Further echoes from ancient cultures in Europe and Asia may also have resonance with the Shandwick stone. Many cultures including for example, Hungarian and Persian, have similar stories describing a hunter, sometimes twin hunters, or brothers perpetually chasing after a stag in much the same way as Hercules. This stag is no ordinary stag, but is white and holds the Sun in his antlers (The Legend of the White Stag). This chase story might have arisen as a result of the relationship in the night sky between Gemini and Scorpio. At the autumnal equinox, the Sun is in Scorpio, between the ‘pincers’ or in our theoretical alternative version, the ‘antlers’. As the Sun sets in Scorpio due west, Gemini rises in the east, and is present in the sky until the dawn Therefore the two constellations in effect are on opposite sides of the sky and appear to ‘chase’ each other, with neither ever being able to catch up with the other. The Shandwick stone, whether intentionally or not shows this exact same relationship, with twin warriors (perhaps representing Gemini?) in the bottom left hand corner and a stag in the bottom right hand corner (being shot at by a hunter with bow).

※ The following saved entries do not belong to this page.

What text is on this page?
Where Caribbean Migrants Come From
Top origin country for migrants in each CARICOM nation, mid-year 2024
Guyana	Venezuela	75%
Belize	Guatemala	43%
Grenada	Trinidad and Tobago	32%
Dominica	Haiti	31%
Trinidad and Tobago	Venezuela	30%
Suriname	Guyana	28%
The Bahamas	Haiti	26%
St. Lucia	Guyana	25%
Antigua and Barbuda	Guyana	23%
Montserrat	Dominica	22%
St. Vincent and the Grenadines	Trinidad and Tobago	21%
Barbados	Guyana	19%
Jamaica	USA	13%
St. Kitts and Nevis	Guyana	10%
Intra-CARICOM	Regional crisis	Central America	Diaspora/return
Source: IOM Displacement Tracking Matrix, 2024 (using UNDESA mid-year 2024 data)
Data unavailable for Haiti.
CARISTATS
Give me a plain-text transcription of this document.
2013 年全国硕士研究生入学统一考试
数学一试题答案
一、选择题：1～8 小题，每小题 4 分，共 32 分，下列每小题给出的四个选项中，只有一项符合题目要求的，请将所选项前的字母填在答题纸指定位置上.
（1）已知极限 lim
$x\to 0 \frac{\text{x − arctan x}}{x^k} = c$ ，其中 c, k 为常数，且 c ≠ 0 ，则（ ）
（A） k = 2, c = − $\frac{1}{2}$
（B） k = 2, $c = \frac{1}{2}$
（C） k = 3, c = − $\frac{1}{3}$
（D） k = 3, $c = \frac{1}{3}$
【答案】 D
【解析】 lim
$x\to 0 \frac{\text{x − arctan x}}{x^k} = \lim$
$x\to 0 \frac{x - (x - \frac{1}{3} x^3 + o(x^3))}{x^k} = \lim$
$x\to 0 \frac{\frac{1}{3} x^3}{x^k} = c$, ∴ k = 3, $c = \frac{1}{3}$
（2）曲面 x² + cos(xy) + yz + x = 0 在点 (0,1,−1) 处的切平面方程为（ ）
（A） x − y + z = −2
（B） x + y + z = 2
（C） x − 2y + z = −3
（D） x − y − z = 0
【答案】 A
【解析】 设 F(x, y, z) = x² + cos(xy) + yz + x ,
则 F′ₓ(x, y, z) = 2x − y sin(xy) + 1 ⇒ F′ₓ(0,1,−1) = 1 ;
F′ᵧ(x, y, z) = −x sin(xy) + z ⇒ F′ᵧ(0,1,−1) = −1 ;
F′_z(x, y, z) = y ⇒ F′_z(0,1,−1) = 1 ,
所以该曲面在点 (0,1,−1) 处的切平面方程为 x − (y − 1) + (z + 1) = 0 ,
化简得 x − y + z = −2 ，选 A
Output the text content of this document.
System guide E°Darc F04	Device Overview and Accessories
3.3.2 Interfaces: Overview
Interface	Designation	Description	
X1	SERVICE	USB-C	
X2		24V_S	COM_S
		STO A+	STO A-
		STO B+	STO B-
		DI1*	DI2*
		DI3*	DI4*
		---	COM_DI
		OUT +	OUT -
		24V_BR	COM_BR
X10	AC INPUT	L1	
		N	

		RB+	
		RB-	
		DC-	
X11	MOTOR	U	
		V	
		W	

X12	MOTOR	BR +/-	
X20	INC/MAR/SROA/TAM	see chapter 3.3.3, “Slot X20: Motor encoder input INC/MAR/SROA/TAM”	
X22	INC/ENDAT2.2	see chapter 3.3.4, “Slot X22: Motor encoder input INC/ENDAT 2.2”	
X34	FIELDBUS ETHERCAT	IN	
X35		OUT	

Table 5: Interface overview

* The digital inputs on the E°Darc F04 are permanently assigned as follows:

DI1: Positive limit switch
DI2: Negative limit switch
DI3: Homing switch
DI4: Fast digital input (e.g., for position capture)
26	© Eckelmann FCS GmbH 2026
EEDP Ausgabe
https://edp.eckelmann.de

It would therefore seem that there are various strands of evidence coming together from Europe and Asia that collectively suggest that there was once a ‘stag’ constellation, in the vicinity of the classical constellation of Scorpio. This is most likely to correspond to Scorpio itself. What is astonishing is that from several very disparate sources; various European traditions, a Pictish stone, Welsh mythology, Vedic astrology, Greek mythology, a German poem, and an Anglo-Saxon carved arch, we find the same pattern repeating itself. The possibility that the Picts also visualised a Boar and Stag constellations within the vicinity of Ophiuchus would therefore seem to be plausible.